School IT Blog

How Apps Can Help Teachers And Students Learn Coding At Primary Level

Wed 06 July, 2016

While many schools and teachers agree that general computing and coding skills are important for students, many worry that a primary-school child is ready for the complexity of computer coding. It is true that coding can be complicated, but there are many different levels of coding. If you start at a level which children can understand and make it fun, you’d be surprised how quickly they will catch on. Luckily, with the introduction of coding into the primary curriculum there have sprouted a multitude of platforms which are aimed at teaching coding in a straightforward, fun way. There are many different platforms out there to help children learn to code from Scratch to Raspberry Pi, but we’re going to focus on apps:

  • Daisy the Dinosaur: This free iPad app is an introduction to simple coding as students order actions to make the dinosaur move and make gestures on the screen
  • Kodable Pro: A sequential ordering programme introducing the concept of coding over 90 levels. It even has lesson plans available. It is a paid app.
  • Hopscotch: This free app teaches visual programming using building blocks to create animations and games that can be shared.
  • Lightbox Jr 4+ Coding Puzzles: This paid app works on a simple interface with cute, colourful graphics to teach young students coding skills through various puzzles
  • Cato’s Hike: An app which uses a story-driven narrative and adventure maze to make learning programming fun and engaging. It is a paid app.

These are just a few of the many coding apps aimed at young students available. Most of them work across Apple and Android devices, and more.

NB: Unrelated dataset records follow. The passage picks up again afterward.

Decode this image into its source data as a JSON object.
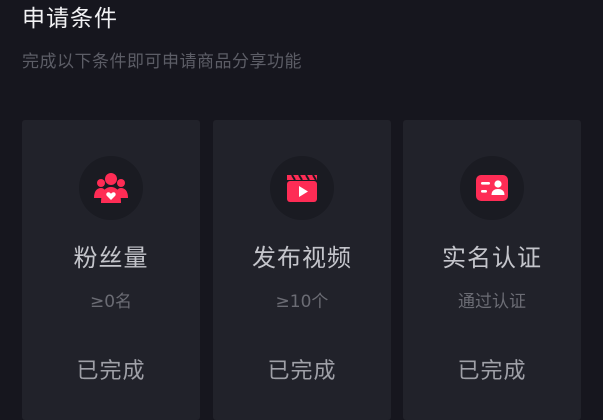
{
  "header": {
    "title": "申请条件",
    "subtitle": "完成以下条件即可申请商品分享功能"
  },
  "colors": {
    "accent": "#fe2c55",
    "background": "#16161e",
    "card": "#21222a"
  },
  "cards": [
    {
      "icon": "fans-icon",
      "label": "粉丝量",
      "requirement": "≥0名",
      "status": "已完成"
    },
    {
      "icon": "video-clapper-icon",
      "label": "发布视频",
      "requirement": "≥10个",
      "status": "已完成"
    },
    {
      "icon": "id-card-icon",
      "label": "实名认证",
      "requirement": "通过认证",
      "status": "已完成"
    }
  ]
}
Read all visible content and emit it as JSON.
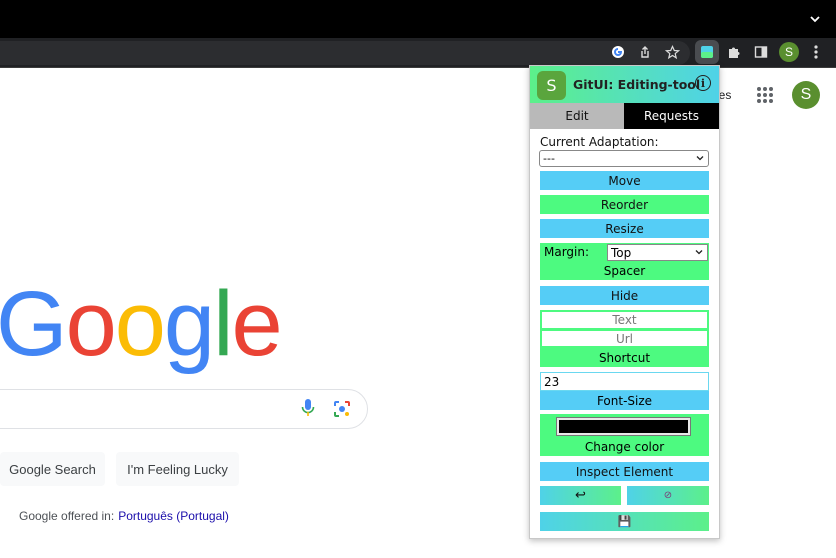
{
  "browser": {
    "profile_initial": "S"
  },
  "google": {
    "logo_letters": [
      {
        "char": "G",
        "color": "#4285f4"
      },
      {
        "char": "o",
        "color": "#ea4335"
      },
      {
        "char": "o",
        "color": "#fbbc05"
      },
      {
        "char": "g",
        "color": "#4285f4"
      },
      {
        "char": "l",
        "color": "#34a853"
      },
      {
        "char": "e",
        "color": "#ea4335"
      }
    ],
    "header_text_partial": "ges",
    "avatar_initial": "S",
    "search_button": "Google Search",
    "lucky_button": "I'm Feeling Lucky",
    "offered_in": "Google offered in:",
    "offered_language": "Português (Portugal)"
  },
  "extension": {
    "logo_initial": "S",
    "title": "GitUI: Editing-tool",
    "info_symbol": "i",
    "tabs": {
      "edit": "Edit",
      "requests": "Requests"
    },
    "current_adaptation_label": "Current Adaptation:",
    "current_adaptation_value": "---",
    "move": "Move",
    "reorder": "Reorder",
    "resize": "Resize",
    "margin_label": "Margin:",
    "margin_value": "Top",
    "spacer": "Spacer",
    "hide": "Hide",
    "text_placeholder": "Text",
    "url_placeholder": "Url",
    "shortcut": "Shortcut",
    "font_size_value": "23",
    "font_size": "Font-Size",
    "color_value": "#000000",
    "change_color": "Change color",
    "inspect_element": "Inspect Element",
    "undo_symbol": "↩",
    "reset_symbol": "⊘",
    "save_symbol": "💾",
    "colors": {
      "blue": "#55cdf6",
      "green": "#4dfa80",
      "edit_tab": "#b9b9b9",
      "requests_tab": "#000000"
    }
  }
}
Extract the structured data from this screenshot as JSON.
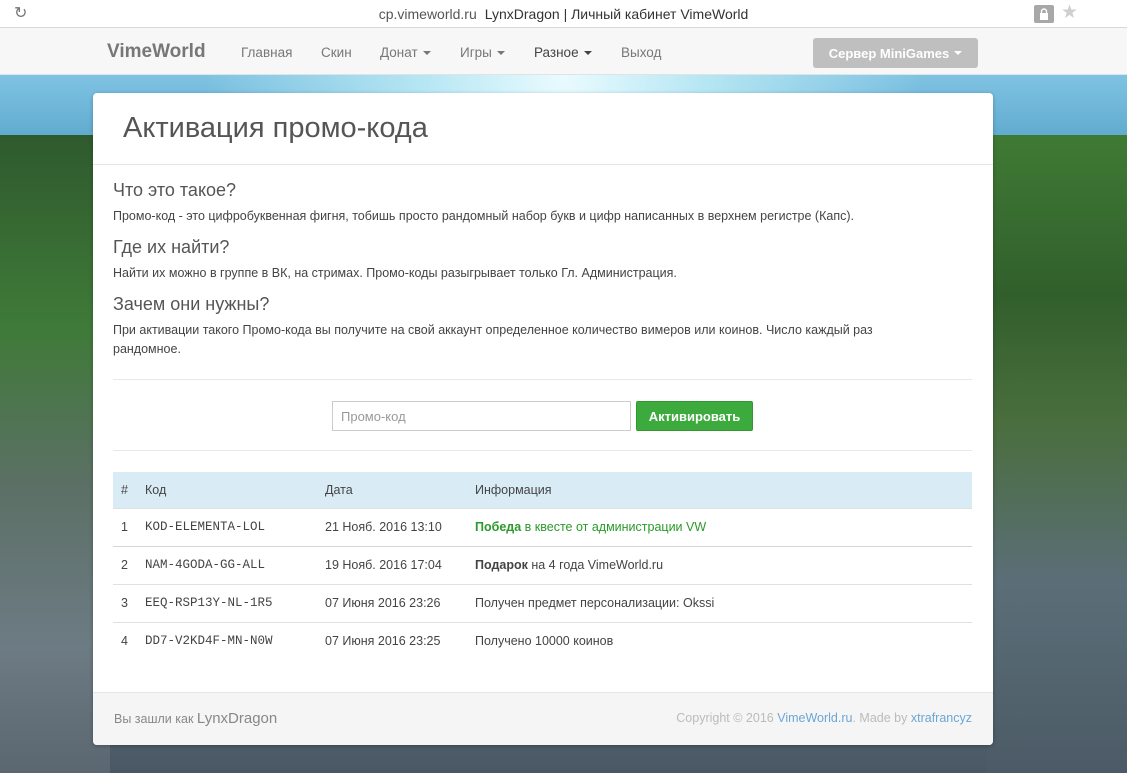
{
  "browser": {
    "domain": "cp.vimeworld.ru",
    "title": "LynxDragon | Личный кабинет VimeWorld"
  },
  "navbar": {
    "brand": "VimeWorld",
    "items": [
      {
        "label": "Главная"
      },
      {
        "label": "Скин"
      },
      {
        "label": "Донат"
      },
      {
        "label": "Игры"
      },
      {
        "label": "Разное"
      },
      {
        "label": "Выход"
      }
    ],
    "server_button": "Сервер MiniGames"
  },
  "panel": {
    "title": "Активация промо-кода",
    "faq": [
      {
        "question": "Что это такое?",
        "answer": "Промо-код - это цифробуквенная фигня, тобишь просто рандомный набор букв и цифр написанных в верхнем регистре (Капс)."
      },
      {
        "question": "Где их найти?",
        "answer": "Найти их можно в группе в ВК, на стримах. Промо-коды разыгрывает только Гл. Администрация."
      },
      {
        "question": "Зачем они нужны?",
        "answer": "При активации такого Промо-кода вы получите на свой аккаунт определенное количество вимеров или коинов. Число каждый раз рандомное."
      }
    ],
    "promo_input": {
      "placeholder": "Промо-код",
      "value": ""
    },
    "activate_button": "Активировать",
    "table": {
      "headers": {
        "num": "#",
        "code": "Код",
        "date": "Дата",
        "info": "Информация"
      },
      "rows": [
        {
          "num": "1",
          "code": "KOD-ELEMENTA-LOL",
          "date": "21 Нояб. 2016 13:10",
          "info_bold": "Победа",
          "info_rest": " в квесте от администрации VW",
          "info_color": "#2a9a2a"
        },
        {
          "num": "2",
          "code": "NAM-4GODA-GG-ALL",
          "date": "19 Нояб. 2016 17:04",
          "info_bold": "Подарок",
          "info_rest": " на 4 года VimeWorld.ru",
          "info_color": "#444444"
        },
        {
          "num": "3",
          "code": "EEQ-RSP13Y-NL-1R5",
          "date": "07 Июня 2016 23:26",
          "info_bold": "",
          "info_rest": "Получен предмет персонализации: Okssi",
          "info_color": "#444444"
        },
        {
          "num": "4",
          "code": "DD7-V2KD4F-MN-N0W",
          "date": "07 Июня 2016 23:25",
          "info_bold": "",
          "info_rest": "Получено 10000 коинов",
          "info_color": "#444444"
        }
      ]
    }
  },
  "footer": {
    "logged_prefix": "Вы зашли как",
    "username": "LynxDragon",
    "copyright_prefix": "Copyright © 2016",
    "site_link": "VimeWorld.ru",
    "made_by_prefix": ". Made by",
    "author_link": "xtrafrancyz"
  },
  "colors": {
    "activate_button": "#3daa3d",
    "table_header": "#d9ecf5",
    "server_button": "#bfbfbf",
    "link": "#6aa6d6"
  }
}
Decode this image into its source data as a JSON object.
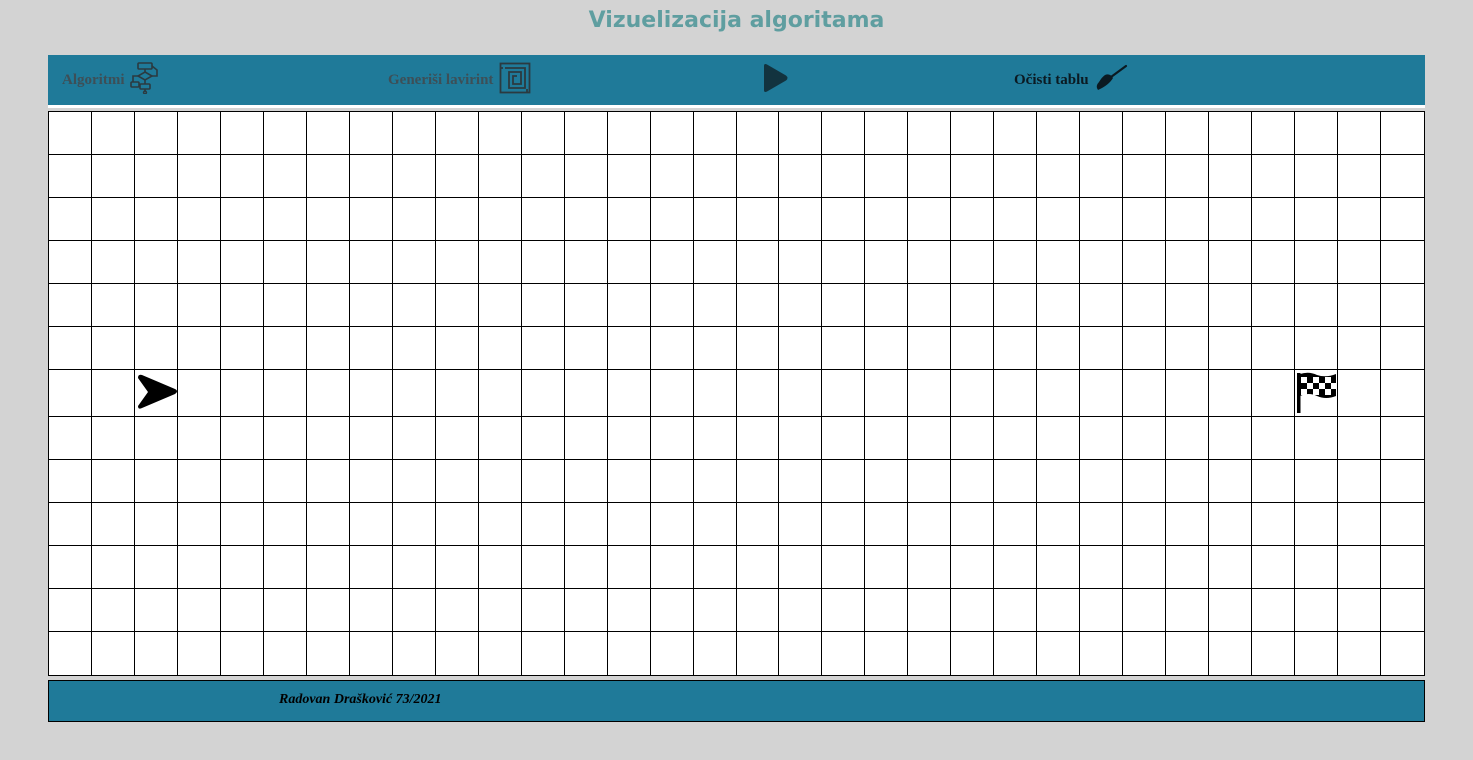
{
  "header": {
    "title": "Vizuelizacija algoritama"
  },
  "toolbar": {
    "algorithms_label": "Algoritmi",
    "algorithms_icon": "flowchart-icon",
    "maze_label": "Generiši lavirint",
    "maze_icon": "maze-icon",
    "play_icon": "play-icon",
    "clear_label": "Očisti tablu",
    "clear_icon": "broom-icon"
  },
  "grid": {
    "rows": 13,
    "cols": 32,
    "start": {
      "row": 7,
      "col": 3,
      "icon": "arrow-right-icon"
    },
    "finish": {
      "row": 7,
      "col": 30,
      "icon": "checkered-flag-icon"
    }
  },
  "footer": {
    "author": "Radovan Drašković 73/2021"
  },
  "colors": {
    "background": "#d3d3d3",
    "title": "#5f9ea0",
    "bar": "#1f7a99",
    "cell": "#ffffff"
  }
}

Technology is such an integral part of our children’s lives and by teaching them coding you are enabling them to understand how these devices work and how to control them. This not only benefits their educational careers but can be a huge benefit to their professional ones as well, widening their skillset and connecting them to an important industry of work.

The earlier you start, the more natural coding will feel to the children, and the more they can progress with their skills during their educational career.